Sound Science: Researcher Investigates How Music Alters the Mind
Dr. Yune S. Lee has seen the power of sound on the mind. While working as a composer of music for commercials, he was captivated by how the right tune can affect a listener’s mental state.
Lee traded his work in the music industry for an academic career in neuroscience, which led him to UT Dallas, where he researches how rhythm helps focus the brain’s abilities to process language.
With funding from private and public sources, including the National Institutes of Health (NIH), Lee hopes to find concrete neurological evidence for the beneficial effects that many people believe sound therapy can provide.
Lee, assistant professor of speech, language, and hearing in the School of Behavioral and Brain Sciences, recently received $200,000 through an Intellectual Property Assignment/Sponsored Research Agreement (IPA/SRA) to investigate noninvasive brain stimulation via sound to improve cognitive and sensory function.
He also has a $411,000 NIH grant to investigate the use of rhythm therapy to understand the neural mechanisms underlying aphasia, a language disorder leading to difficulties in daily communication.
The IPA/SRA funding from South Korean company Digisonic supports research on the clinical effect of binaural beats, which are achieved when slightly different frequencies of sounds are played in the left and right ears. Digisonic hopes to develop an app based on the results of Lee’s study.
“When you feed your brain two different frequencies, the brain gets confused. It tries to resolve this discrepancy and generate a new third frequency,” Lee said.
In his study, Lee will control the two frequencies played to the research subjects. He will track effects using two types of brain imaging methods on young, healthy adults.
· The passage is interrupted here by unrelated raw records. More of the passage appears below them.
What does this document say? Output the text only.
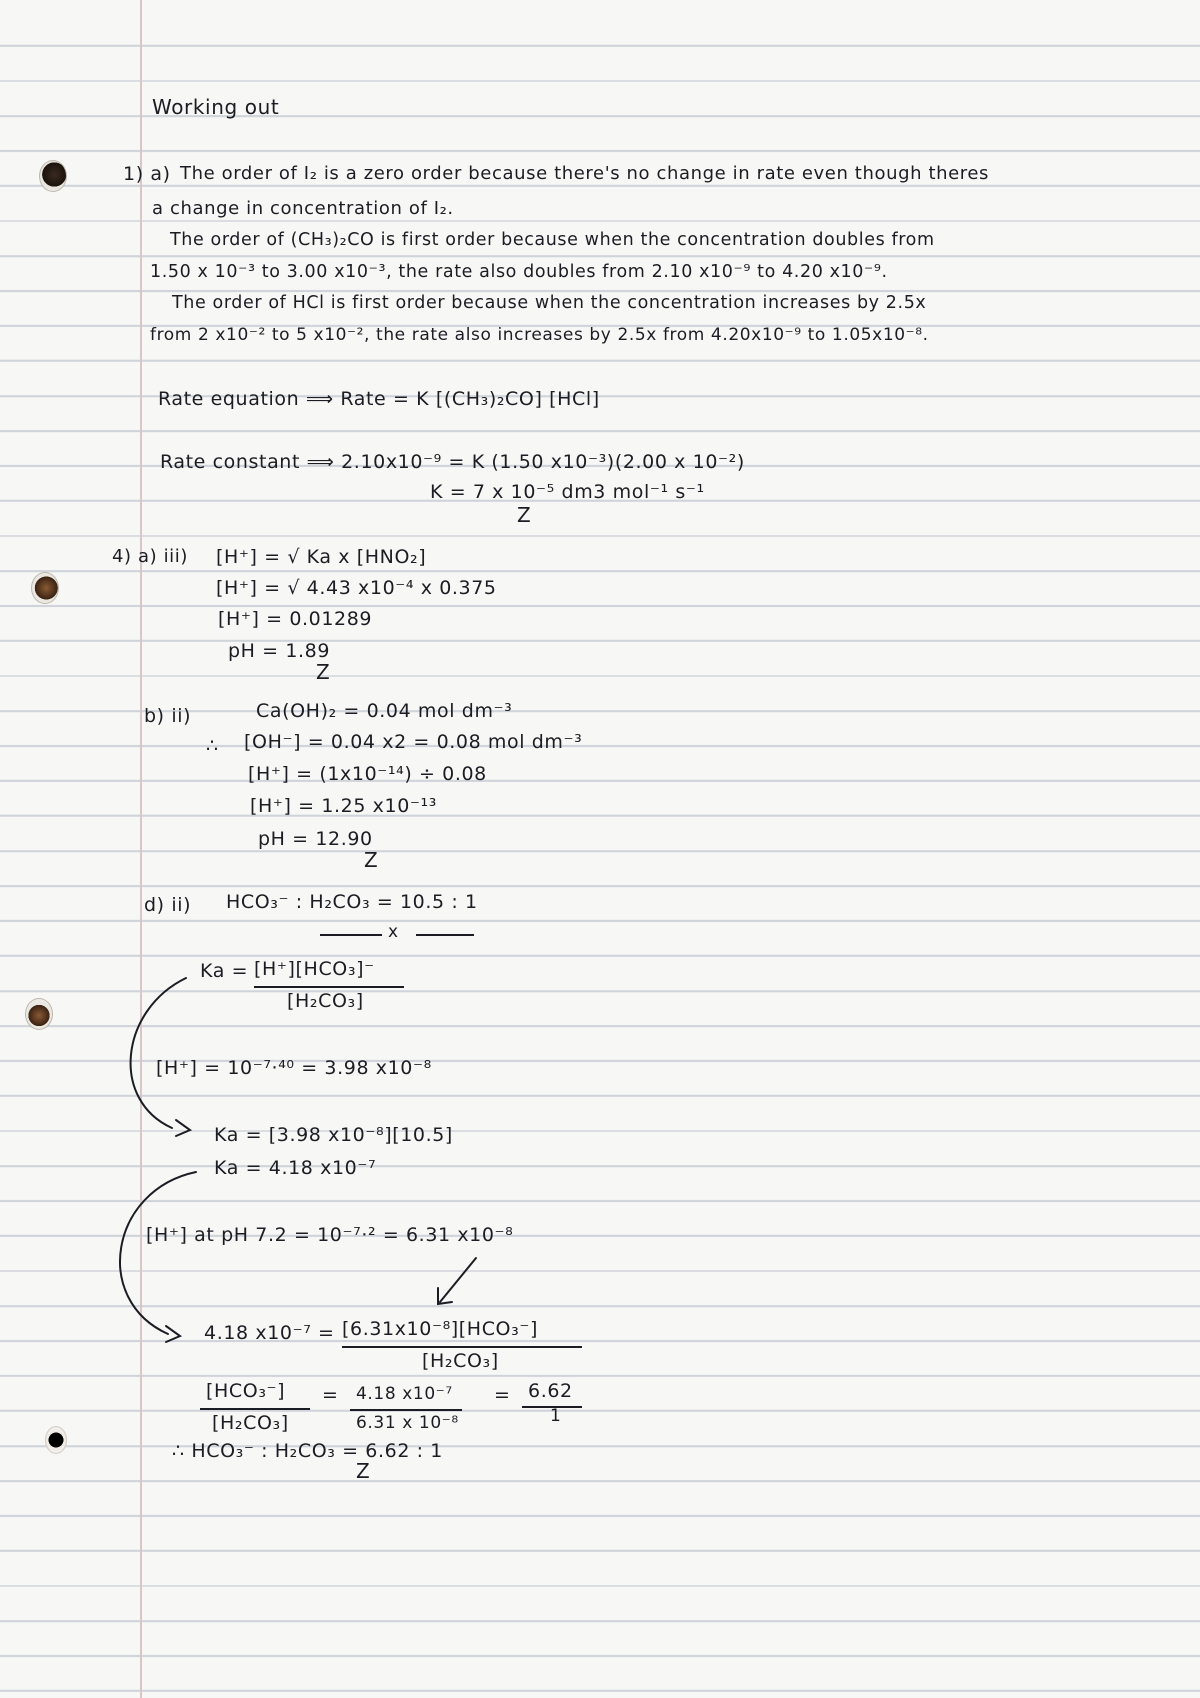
Working out
1) a) The order of I₂ is a zero order because there's no change in rate even though theres
a change in concentration of I₂.
The order of (CH₃)₂CO is first order because when the concentration doubles from
1.50 x 10⁻³ to 3.00 x10⁻³, the rate also doubles from 2.10 x10⁻⁹ to 4.20 x10⁻⁹.
The order of HCl is first order because when the concentration increases by 2.5x
from 2 x10⁻² to 5 x10⁻², the rate also increases by 2.5x from 4.20x10⁻⁹ to 1.05x10⁻⁸.
Rate equation ⟹ Rate = K [(CH₃)₂CO] [HCl]
Rate constant ⟹ 2.10x10⁻⁹ = K (1.50 x10⁻³)(2.00 x 10⁻²)
K = 7 x 10⁻⁵ dm3 mol⁻¹ s⁻¹
Z
4) a) iii) [H⁺] = √ Ka x [HNO₂]
[H⁺] = √ 4.43 x10⁻⁴ x 0.375
[H⁺] = 0.01289
pH = 1.89
Z
b) ii)	Ca(OH)₂ = 0.04 mol dm⁻³
∴ [OH⁻] = 0.04 x2 = 0.08 mol dm⁻³
[H⁺] = (1x10⁻¹⁴) ÷ 0.08
[H⁺] = 1.25 x10⁻¹³
pH = 12.90
Z
d) ii) HCO₃⁻ : H₂CO₃ = 10.5 : 1
x
Ka = [H⁺][HCO₃]⁻
[H₂CO₃]
[H⁺] = 10⁻⁷·⁴⁰ = 3.98 x10⁻⁸
Ka = [3.98 x10⁻⁸][10.5]
Ka = 4.18 x10⁻⁷
[H⁺] at pH 7.2 = 10⁻⁷·² = 6.31 x10⁻⁸
4.18 x10⁻⁷ = [6.31x10⁻⁸][HCO₃⁻]
[H₂CO₃]
[HCO₃⁻]
[H₂CO₃]
= 4.18 x10⁻⁷
6.31 x 10⁻⁸
= 6.62
1
∴ HCO₃⁻ : H₂CO₃ = 6.62 : 1
Z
The first, electroencephalography, will document the wave frequencies generated and identify the temporal characteristics of the brain activities that cohere with them. The second, functional MRI, adds a unique component to the study. To identify brain regions, it will measure blood flow changes in response to binaural beats that give rise to enhanced cognitive functioning.
“Combining these cutting-edge analytic techniques and neuroimaging methods, we aim to lay the groundwork on the impact of binaural beat on cognitive and language function,” Lee said.
Lee’s NIH project pursues a novel sound therapy for those diagnosed with aphasia.
“Many people with aphasia can sing words that they otherwise cannot speak,” he said. “But the neural mechanisms behind this have been largely unexplored.”
Lee hypothesized that it may be the rhythm, not the melody, in singing that enables language recovery. He has been developing a rhythm video gaming therapy app in collaboration with California-based industry partner Flint Rehab and recently completed an NIH Small Business Innovation Research feasibility project.
“The idea of sound therapy has been around since ancient times. Everybody has some kind of experience using music for relaxation, for excitement or for focus,” Lee said. “We just haven’t had the tools to try to quantify the effects of music on the brain.”